António Amorim Lopes
UM GRANDE ARAÇO AMIGO VICENTE, POIS É UM JOVEM DA MINHA IDADE. ERA ASSOCIADO DO BELENENSES QUANDO VEIO PARA PORTUGAL, MAS RUMEI A MOÇAMBIQUE COM 23 ANOS DE IDADE E DE LÁ IA SUGUINDO A EXTRAORDINÁRIA CARREIRA DOS DOIS MANOS MOÇAMBICANOS, COM BASTANTE AMARGURA POR NÃO CONSEGUIR ASSISTIR AOS JOGOS. APESAR DE TODA A INFELICIDADE QUE ACONTECEU A VICENTE JULGO, E NÃO DEVO ESTAR ENGANADO, QUE OS DOIS MANOS AFRICANOS TERIAM SIDO DOS MELHORES JOGADORES QUE O BELENENSES TEVE. PARABÉNS AMIGO VICENTE DESEJO QUE TENHA PASSADO UM DIA DE ANIVERSÁRIO FELIZ, DESEJANDO QUE ESTA EFEMÉRIDE SE REPITA POR MAIS ANOS ABENÇOADO POR DEUS.
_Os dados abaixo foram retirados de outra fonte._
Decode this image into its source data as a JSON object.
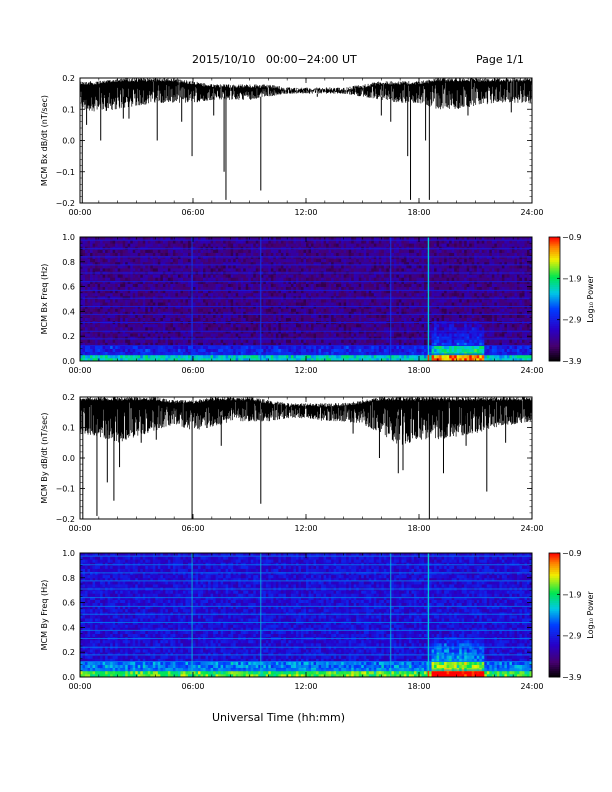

José Luciano André Assunção
Querido amigo, bem lembrado. Grande defesa como diz um amigo acima e que muitos
ainda recordam com saudade. De momento, lamentando a sua pouca sorte ao perde de una perna e algum mal também na outra. Permitam-me louvar o feliz procedimento de “Os Belenenses”, gratificando um modelo moral mas que infelizmente poucos a seguem. Meu querido, além dos sinceros parabéns que lhe envio, com um grande abraço, desejando-lhe as maiores felicidades com, muita saúde, paz e amor. Um grande abraço e tudo de bom para si. Nasci em Lisboa mas vivi em Moçambique durante cerca de 40 anos, sempre no mato, Namialo, Namapa, Alto Molócué e os últimos 2 anos Nampula. Felicidades e um sincero abraço.
Juca
Parabéns grande Vicente!
Parabéns também pela excelente reportagem.
Manuel da Silva
Não conhecia totalmente a história de vida do nosso querido jogador e patriota Vicente! Fico muito satisfeito de saber que:
“… vive numa casa de repouso no Tojal, sendo que os custos de alojamento são na totalidade suportados pelo Clube de Futebol “Os Belenenses”. Segundo o Presidente da agremiação,” este é um acto da mais elementar justiça …”
Ainda vai havendo gente com um bom coração!!!